Pregabalin, a ligand of alpha(2)delta subunits of voltage-gated calcium channels, reduces visceral hypersensitivity associated with irritable bowel syndrome. However, effects of pregabalin on bowel function are not well described. We investigated the effects of pregabalin on bowel dysfunction and colonic nociceptive threshold in sensitized rats. Increased fecal pellet output was evoked by non-ulcerogenic stress. Decreased colonic nociceptive threshold was induced in separate rats by administration of 2,4,6-trinitrobenzene sulfonic acid (TNBS) into the lumen of the proximal colon. Fecal pellet output was significantly increased during 2h restraint stress. Oral pregabalin (10-100mg/kg, p.o.) inhibited this increased fecal output dose-dependently, but did not change fecal output in naive rats. The response threshold to distension of the non-inflamed distal colon was significantly decreased seven days after TNBS administration. An anti-hyperalgesic effect of pregabalin (30-100mg/kg, p.o.) that opposed the decreased colonic nociceptive threshold in TNBS-sensitized rats was observed, but nociceptive thresholds were not changed in naive rats. Moreover, pregabalin was more potent in reducing disturbed defecation compared with reduction in nociceptive threshold to distension in TNBS-sensitized rats.
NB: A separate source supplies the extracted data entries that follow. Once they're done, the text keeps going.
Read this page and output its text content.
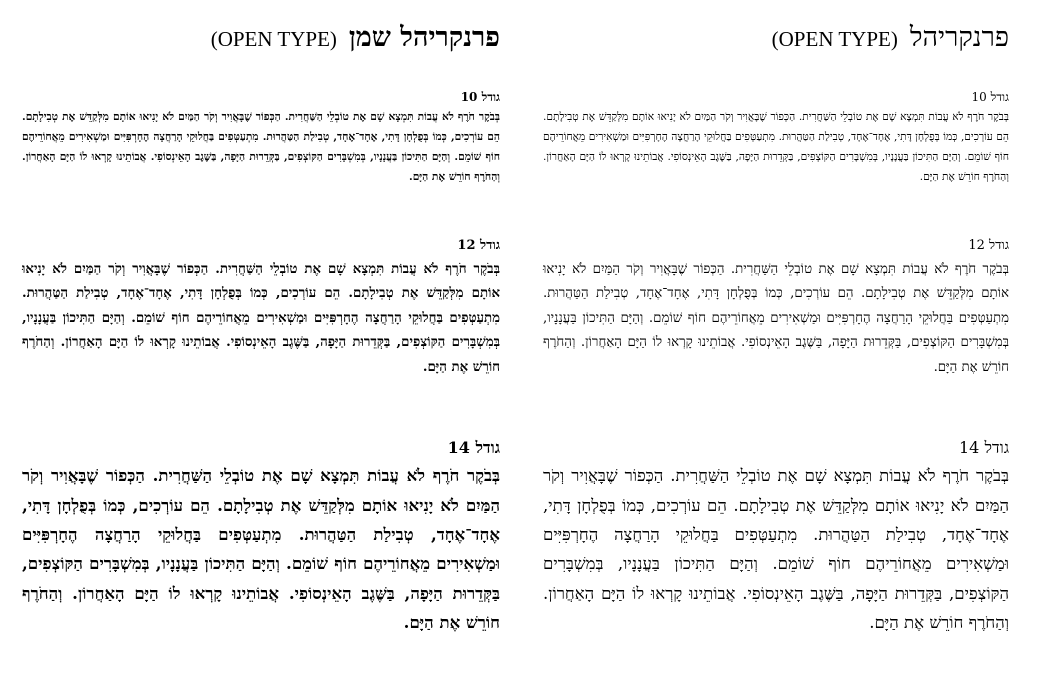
פרנקריהל(OPEN TYPE)
גודל 10

בְּבֹקֶר חֹרֶף לֹא עֲבוֹת תִּמְצָא שָׁם אֶת טוֹבְלֵי הַשַּׁחֲרִית. הַכְּפוֹר שֶׁבָּאֲוִיר וְקֹר הַמַּיִם לֹא יָנִיאוּ אוֹתָם מִלְּקַדֵּשׁ אֶת טְבִילָתָם. הֵם עוֹרְכִים, כְּמוֹ בְּפֻלְחָן דָּתִי, אֶחָד־אֶחָד, טְבִילַת הַטַּהֲרוּת. מִתְעַטְּפִים בַּחֲלוּקֵי הָרַחֲצָה הֶחָרְפִּיִּים וּמַשְׁאִירִים מֵאֲחוֹרֵיהֶם חוֹף שׁוֹמֵם. וְהַיָּם הַתִּיכוֹן בַּעֲנָנָיו, בְּמִשְׁבָּרִים הַקּוֹצְפִים, בַּקְּדֵרוּת הַיָּפָה, בַּשֶּׁגֶב הָאֵינְסוֹפִי. אֲבוֹתֵינוּ קָרְאוּ לוֹ הַיָּם הָאַחֲרוֹן. וְהַחֹרֶף חוֹרֵשׁ אֶת הַיָּם.

גודל 12

בְּבֹקֶר חֹרֶף לֹא עֲבוֹת תִּמְצָא שָׁם אֶת טוֹבְלֵי הַשַּׁחֲרִית. הַכְּפוֹר שֶׁבָּאֲוִיר וְקֹר הַמַּיִם לֹא יָנִיאוּ אוֹתָם מִלְּקַדֵּשׁ אֶת טְבִילָתָם. הֵם עוֹרְכִים, כְּמוֹ בְּפֻלְחָן דָּתִי, אֶחָד־אֶחָד, טְבִילַת הַטַּהֲרוּת. מִתְעַטְּפִים בַּחֲלוּקֵי הָרַחֲצָה הֶחָרְפִּיִּים וּמַשְׁאִירִים מֵאֲחוֹרֵיהֶם חוֹף שׁוֹמֵם. וְהַיָּם הַתִּיכוֹן בַּעֲנָנָיו, בְּמִשְׁבָּרִים הַקּוֹצְפִים, בַּקְּדֵרוּת הַיָּפָה, בַּשֶּׁגֶב הָאֵינְסוֹפִי. אֲבוֹתֵינוּ קָרְאוּ לוֹ הַיָּם הָאַחֲרוֹן. וְהַחֹרֶף חוֹרֵשׁ אֶת הַיָּם.

גודל 14

בְּבֹקֶר חֹרֶף לֹא עֲבוֹת תִּמְצָא שָׁם אֶת טוֹבְלֵי הַשַּׁחֲרִית. הַכְּפוֹר שֶׁבָּאֲוִיר וְקֹר הַמַּיִם לֹא יָנִיאוּ אוֹתָם מִלְּקַדֵּשׁ אֶת טְבִילָתָם. הֵם עוֹרְכִים, כְּמוֹ בְּפֻלְחָן דָּתִי, אֶחָד־אֶחָד, טְבִילַת הַטַּהֲרוּת. מִתְעַטְּפִים בַּחֲלוּקֵי הָרַחֲצָה הֶחָרְפִּיִּים וּמַשְׁאִירִים מֵאֲחוֹרֵיהֶם חוֹף שׁוֹמֵם. וְהַיָּם הַתִּיכוֹן בַּעֲנָנָיו, בְּמִשְׁבָּרִים הַקּוֹצְפִים, בַּקְּדֵרוּת הַיָּפָה, בַּשֶּׁגֶב הָאֵינְסוֹפִי. אֲבוֹתֵינוּ קָרְאוּ לוֹ הַיָּם הָאַחֲרוֹן. וְהַחֹרֶף חוֹרֵשׁ אֶת הַיָּם.

פרנקריהל שמן(OPEN TYPE)
גודל 10

בְּבֹקֶר חֹרֶף לֹא עֲבוֹת תִּמְצָא שָׁם אֶת טוֹבְלֵי הַשַּׁחֲרִית. הַכְּפוֹר שֶׁבָּאֲוִיר וְקֹר הַמַּיִם לֹא יָנִיאוּ אוֹתָם מִלְּקַדֵּשׁ אֶת טְבִילָתָם. הֵם עוֹרְכִים, כְּמוֹ בְּפֻלְחָן דָּתִי, אֶחָד־אֶחָד, טְבִילַת הַטַּהֲרוּת. מִתְעַטְּפִים בַּחֲלוּקֵי הָרַחֲצָה הֶחָרְפִּיִּים וּמַשְׁאִירִים מֵאֲחוֹרֵיהֶם חוֹף שׁוֹמֵם. וְהַיָּם הַתִּיכוֹן בַּעֲנָנָיו, בְּמִשְׁבָּרִים הַקּוֹצְפִים, בַּקְּדֵרוּת הַיָּפָה, בַּשֶּׁגֶב הָאֵינְסוֹפִי. אֲבוֹתֵינוּ קָרְאוּ לוֹ הַיָּם הָאַחֲרוֹן. וְהַחֹרֶף חוֹרֵשׁ אֶת הַיָּם.

גודל 12

בְּבֹקֶר חֹרֶף לֹא עֲבוֹת תִּמְצָא שָׁם אֶת טוֹבְלֵי הַשַּׁחֲרִית. הַכְּפוֹר שֶׁבָּאֲוִיר וְקֹר הַמַּיִם לֹא יָנִיאוּ אוֹתָם מִלְּקַדֵּשׁ אֶת טְבִילָתָם. הֵם עוֹרְכִים, כְּמוֹ בְּפֻלְחָן דָּתִי, אֶחָד־אֶחָד, טְבִילַת הַטַּהֲרוּת. מִתְעַטְּפִים בַּחֲלוּקֵי הָרַחֲצָה הֶחָרְפִּיִּים וּמַשְׁאִירִים מֵאֲחוֹרֵיהֶם חוֹף שׁוֹמֵם. וְהַיָּם הַתִּיכוֹן בַּעֲנָנָיו, בְּמִשְׁבָּרִים הַקּוֹצְפִים, בַּקְּדֵרוּת הַיָּפָה, בַּשֶּׁגֶב הָאֵינְסוֹפִי. אֲבוֹתֵינוּ קָרְאוּ לוֹ הַיָּם הָאַחֲרוֹן. וְהַחֹרֶף חוֹרֵשׁ אֶת הַיָּם.

גודל 14

בְּבֹקֶר חֹרֶף לֹא עֲבוֹת תִּמְצָא שָׁם אֶת טוֹבְלֵי הַשַּׁחֲרִית. הַכְּפוֹר שֶׁבָּאֲוִיר וְקֹר הַמַּיִם לֹא יָנִיאוּ אוֹתָם מִלְּקַדֵּשׁ אֶת טְבִילָתָם. הֵם עוֹרְכִים, כְּמוֹ בְּפֻלְחָן דָּתִי, אֶחָד־אֶחָד, טְבִילַת הַטַּהֲרוּת. מִתְעַטְּפִים בַּחֲלוּקֵי הָרַחֲצָה הֶחָרְפִּיִּים וּמַשְׁאִירִים מֵאֲחוֹרֵיהֶם חוֹף שׁוֹמֵם. וְהַיָּם הַתִּיכוֹן בַּעֲנָנָיו, בְּמִשְׁבָּרִים הַקּוֹצְפִים, בַּקְּדֵרוּת הַיָּפָה, בַּשֶּׁגֶב הָאֵינְסוֹפִי. אֲבוֹתֵינוּ קָרְאוּ לוֹ הַיָּם הָאַחֲרוֹן. וְהַחֹרֶף חוֹרֵשׁ אֶת הַיָּם.
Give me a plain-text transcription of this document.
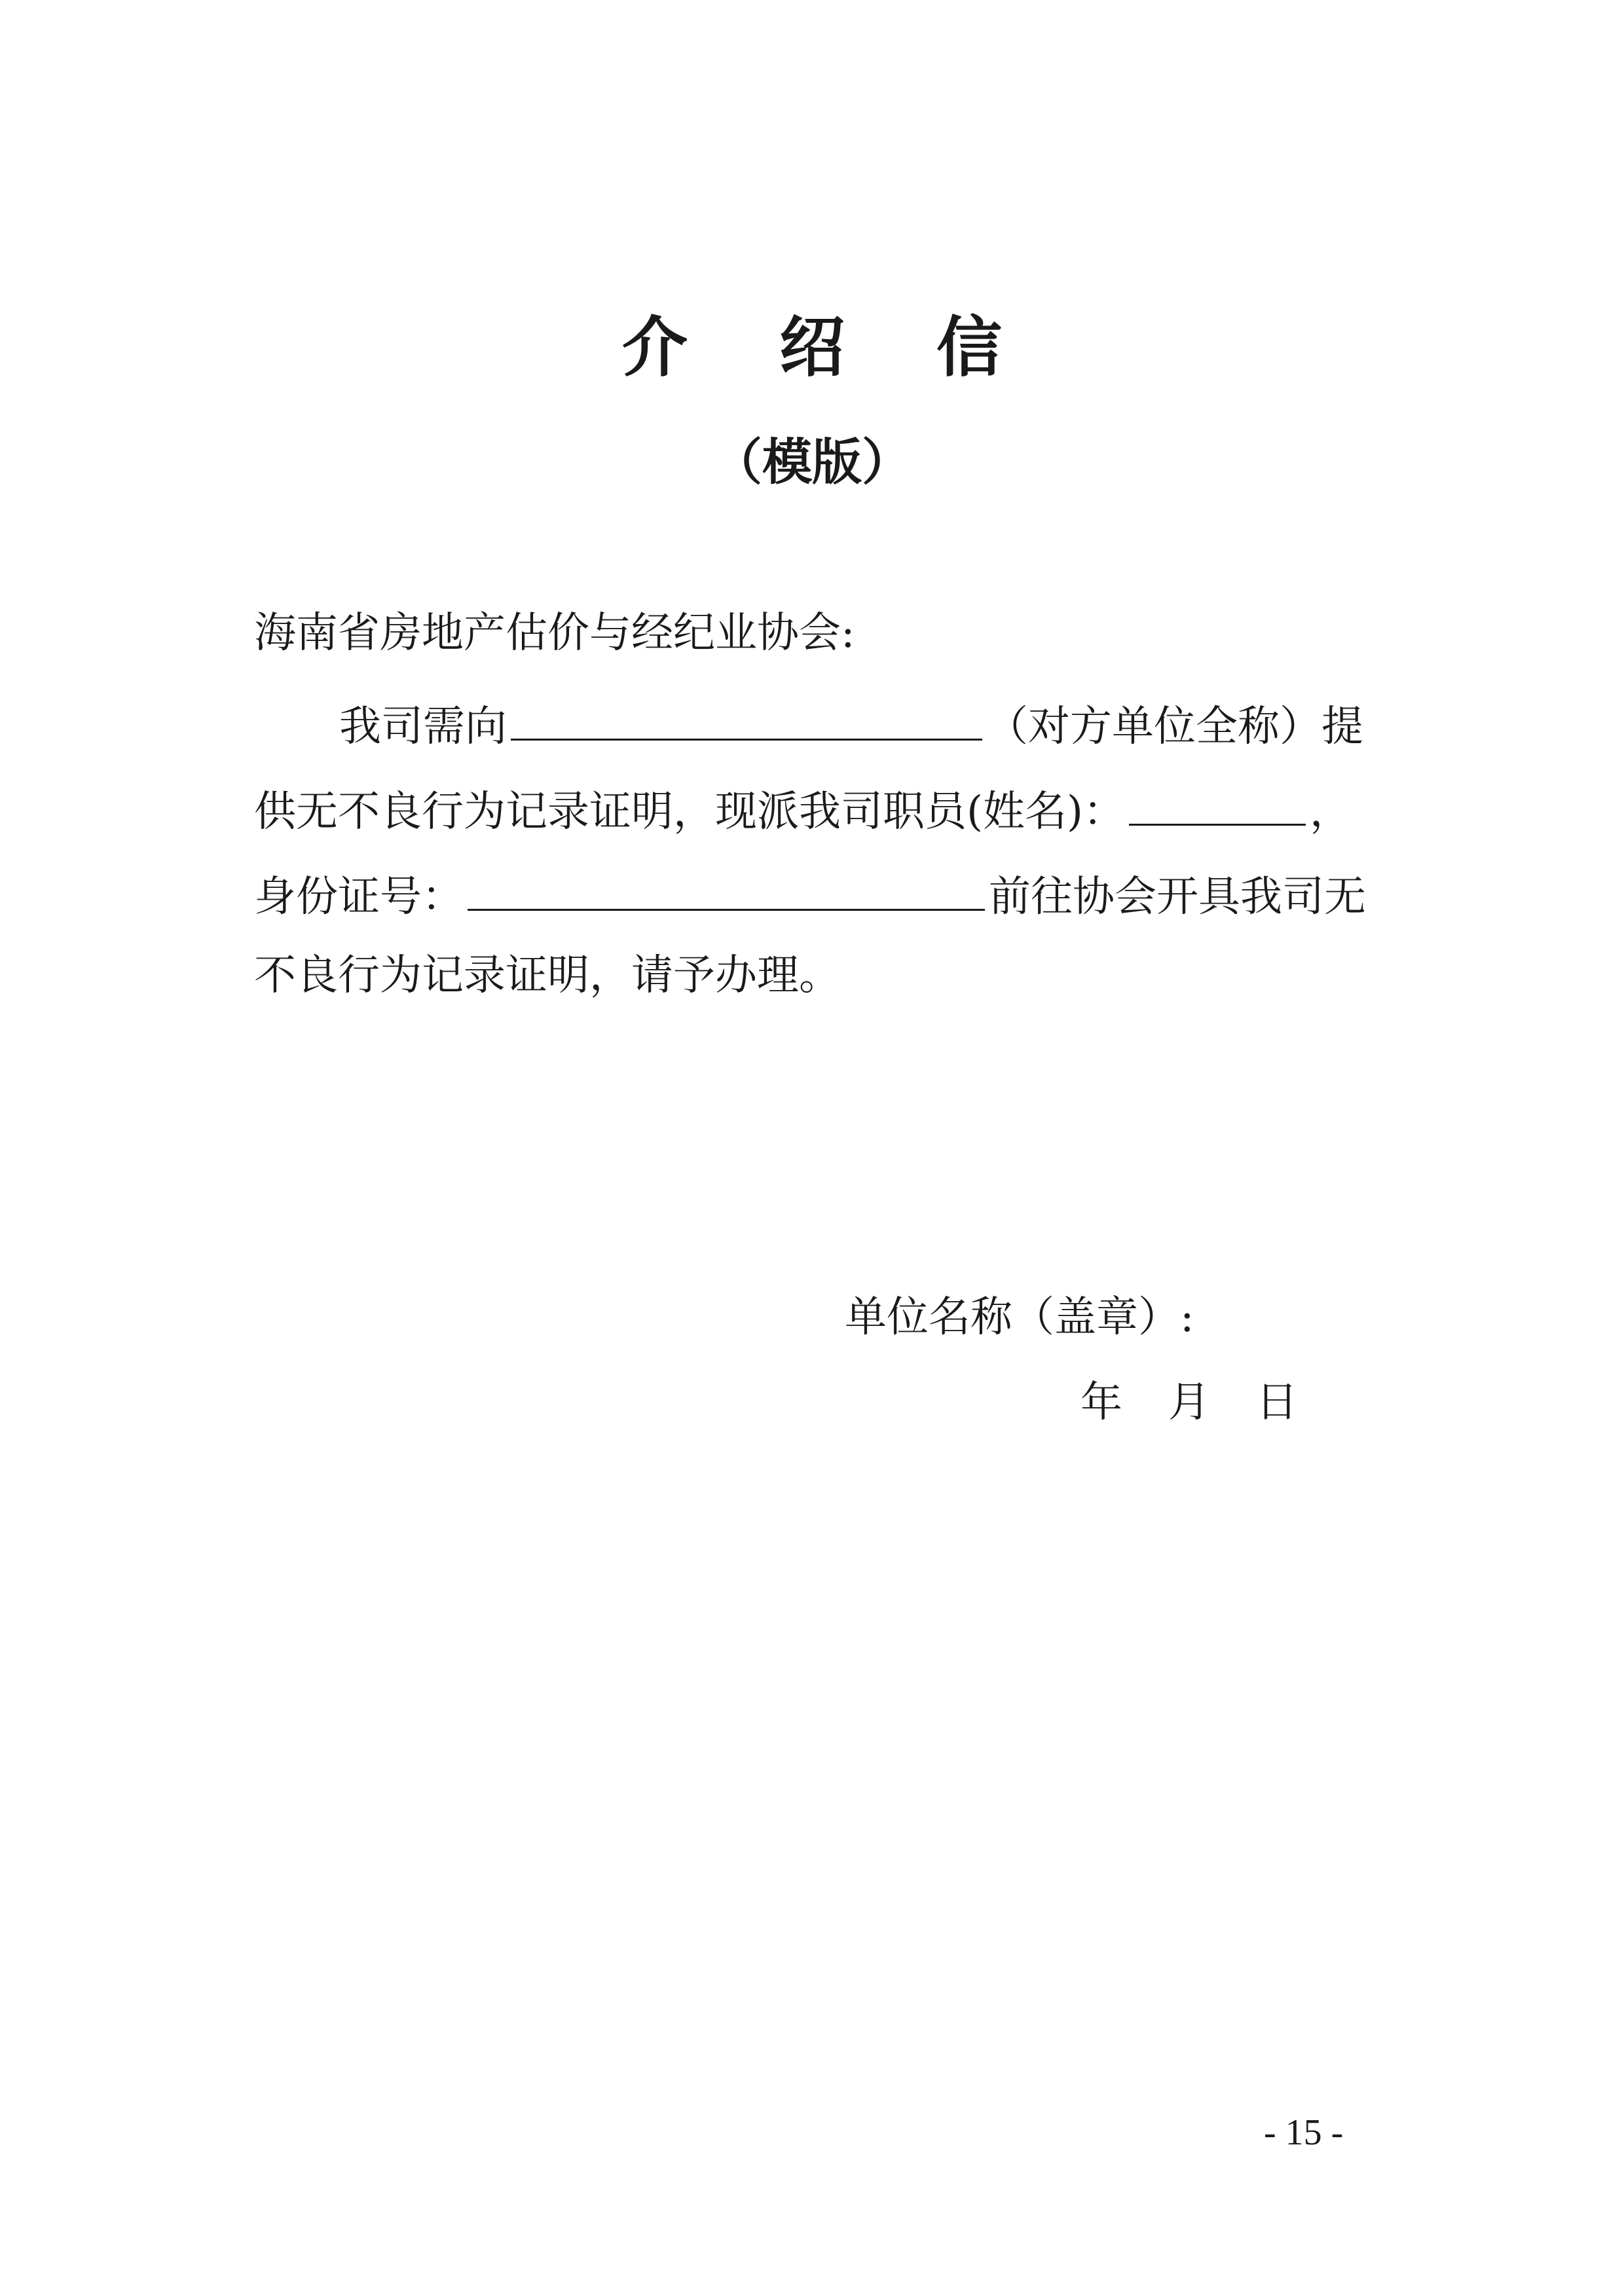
介绍信
（模版）
海南省房地产估价与经纪业协会:
我司需向	（对方单位全称）提
供无不良行为记录证明，现派我司职员(姓名)：	，
身份证号：	前往协会开具我司无
不良行为记录证明，请予办理。
单位名称（盖章）:
年 月 日
- 15 -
This is the first report that pregabalin modulates stress-induced defecation in rats. These data indicate that pregabalin can ameliorate both altered defecation and decreases in colonic nociceptive threshold, suggesting that pregabalin might warrant investigation for the treatment of irritable bowel syndrome.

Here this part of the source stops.